As well as Wellesley does on math at 89%, the ranking is harmed by a 4 percentage point difference between the math and reading score. Lexington has the same difference, but winds up with a higher ranking because it is starting with a math score of 96% and even with a 4 point difference realizes a reading score of 92%.
Winchester – A Cautionary Tale?
As the graph indicates, Winchester has fallen precipitously in the rankings. Yet, it is notable that the reading and math proficiency scores at 86% in both reading and math are quite close to the Wellesley scores and are the same in both reading and math. However, on the AP measures Winchester is significantly lower in both enrollment and success in AP courses.
This suggests that it will be insufficient to improve the Wellesley reading and math proficiency if at the same time AP course and college readiness are ignored. To advance in the rankings Wellesley will need to improve reading and math proficiency while sustaining the AP environment.
A longitudinal study of three data points is not truly sufficient to establish trends.
That being said, one cannot escape the observation that the best schools are consistently the best schools. The best schools show over even this limited timeframe consistent performance.
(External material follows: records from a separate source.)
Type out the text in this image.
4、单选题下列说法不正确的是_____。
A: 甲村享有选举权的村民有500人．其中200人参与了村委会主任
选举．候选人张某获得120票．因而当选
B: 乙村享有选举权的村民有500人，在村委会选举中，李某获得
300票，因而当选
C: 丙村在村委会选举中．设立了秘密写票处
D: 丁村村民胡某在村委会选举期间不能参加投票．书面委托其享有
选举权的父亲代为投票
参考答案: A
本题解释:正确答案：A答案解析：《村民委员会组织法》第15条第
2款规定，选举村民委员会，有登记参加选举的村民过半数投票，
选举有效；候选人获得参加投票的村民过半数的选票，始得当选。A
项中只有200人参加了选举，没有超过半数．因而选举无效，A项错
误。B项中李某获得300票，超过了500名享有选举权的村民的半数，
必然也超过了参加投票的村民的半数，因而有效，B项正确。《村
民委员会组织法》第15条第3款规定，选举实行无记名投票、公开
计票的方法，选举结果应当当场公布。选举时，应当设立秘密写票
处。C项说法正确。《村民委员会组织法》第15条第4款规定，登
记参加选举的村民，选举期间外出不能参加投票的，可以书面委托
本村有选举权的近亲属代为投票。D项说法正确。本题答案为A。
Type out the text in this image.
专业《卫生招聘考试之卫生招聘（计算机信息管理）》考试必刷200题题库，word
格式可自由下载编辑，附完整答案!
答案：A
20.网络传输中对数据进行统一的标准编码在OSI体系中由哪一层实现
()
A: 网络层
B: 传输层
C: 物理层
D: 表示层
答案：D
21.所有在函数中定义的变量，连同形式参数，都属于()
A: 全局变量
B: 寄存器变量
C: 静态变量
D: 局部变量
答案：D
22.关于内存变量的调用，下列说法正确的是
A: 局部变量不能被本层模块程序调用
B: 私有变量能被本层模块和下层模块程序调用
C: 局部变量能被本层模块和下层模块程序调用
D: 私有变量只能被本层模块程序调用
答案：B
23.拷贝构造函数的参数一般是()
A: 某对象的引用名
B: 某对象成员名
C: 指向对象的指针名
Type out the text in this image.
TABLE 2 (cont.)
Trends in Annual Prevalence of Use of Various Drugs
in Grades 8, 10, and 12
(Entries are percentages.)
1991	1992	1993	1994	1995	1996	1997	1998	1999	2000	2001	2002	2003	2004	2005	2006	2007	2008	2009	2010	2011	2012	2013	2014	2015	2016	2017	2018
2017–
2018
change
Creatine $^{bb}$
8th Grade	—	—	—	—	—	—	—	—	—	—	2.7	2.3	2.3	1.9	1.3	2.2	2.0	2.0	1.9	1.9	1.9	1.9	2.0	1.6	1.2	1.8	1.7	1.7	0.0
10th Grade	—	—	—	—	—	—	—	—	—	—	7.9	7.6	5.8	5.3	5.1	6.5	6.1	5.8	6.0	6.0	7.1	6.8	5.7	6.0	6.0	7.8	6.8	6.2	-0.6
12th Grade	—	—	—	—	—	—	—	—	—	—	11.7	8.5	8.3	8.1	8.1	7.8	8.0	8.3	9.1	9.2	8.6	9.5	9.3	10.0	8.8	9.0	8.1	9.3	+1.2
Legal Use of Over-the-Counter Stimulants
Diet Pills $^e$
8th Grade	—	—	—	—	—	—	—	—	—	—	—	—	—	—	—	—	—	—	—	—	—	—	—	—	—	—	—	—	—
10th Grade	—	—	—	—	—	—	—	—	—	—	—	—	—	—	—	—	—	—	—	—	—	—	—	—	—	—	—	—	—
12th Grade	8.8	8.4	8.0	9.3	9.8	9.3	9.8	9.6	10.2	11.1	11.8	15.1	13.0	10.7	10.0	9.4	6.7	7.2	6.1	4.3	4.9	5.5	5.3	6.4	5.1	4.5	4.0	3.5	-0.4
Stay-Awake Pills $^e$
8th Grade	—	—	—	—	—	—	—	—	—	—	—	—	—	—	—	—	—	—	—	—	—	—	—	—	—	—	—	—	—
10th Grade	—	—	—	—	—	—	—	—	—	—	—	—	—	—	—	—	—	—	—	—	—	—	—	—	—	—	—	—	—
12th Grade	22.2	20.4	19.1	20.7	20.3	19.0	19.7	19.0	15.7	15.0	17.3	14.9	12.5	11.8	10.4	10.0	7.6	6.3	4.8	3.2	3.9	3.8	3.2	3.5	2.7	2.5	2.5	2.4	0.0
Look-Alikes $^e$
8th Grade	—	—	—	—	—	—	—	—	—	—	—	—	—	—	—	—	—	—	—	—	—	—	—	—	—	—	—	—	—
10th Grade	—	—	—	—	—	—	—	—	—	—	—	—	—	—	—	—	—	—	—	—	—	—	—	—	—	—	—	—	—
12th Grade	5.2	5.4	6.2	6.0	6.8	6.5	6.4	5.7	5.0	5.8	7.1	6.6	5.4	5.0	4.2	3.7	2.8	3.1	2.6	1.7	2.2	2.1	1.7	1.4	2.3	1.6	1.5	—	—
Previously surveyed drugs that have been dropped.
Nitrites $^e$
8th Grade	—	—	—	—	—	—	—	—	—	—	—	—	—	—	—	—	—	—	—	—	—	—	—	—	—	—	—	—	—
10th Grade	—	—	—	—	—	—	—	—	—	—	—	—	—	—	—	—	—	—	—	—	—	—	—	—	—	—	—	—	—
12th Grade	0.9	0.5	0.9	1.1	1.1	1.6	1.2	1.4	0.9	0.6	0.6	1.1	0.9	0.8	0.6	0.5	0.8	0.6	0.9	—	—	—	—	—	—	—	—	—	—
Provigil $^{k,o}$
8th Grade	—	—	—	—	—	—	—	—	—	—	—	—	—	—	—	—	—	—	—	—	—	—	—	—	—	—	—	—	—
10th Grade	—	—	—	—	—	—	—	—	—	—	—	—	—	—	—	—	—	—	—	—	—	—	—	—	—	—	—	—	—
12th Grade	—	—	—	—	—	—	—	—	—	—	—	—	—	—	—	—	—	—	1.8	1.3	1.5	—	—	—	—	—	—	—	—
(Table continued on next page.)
Whereas the less highly ranked school display considerable volatility in their ranking.
From a school management perspective, I would suggest that the volatility is a greater issue than higher or lower ranking. If component of the ranking is stable and consistent it would seem to provide a more certain base to improve from than if the component is moving around from year to year leaving school with the challenging goal of trying to improve a moving target.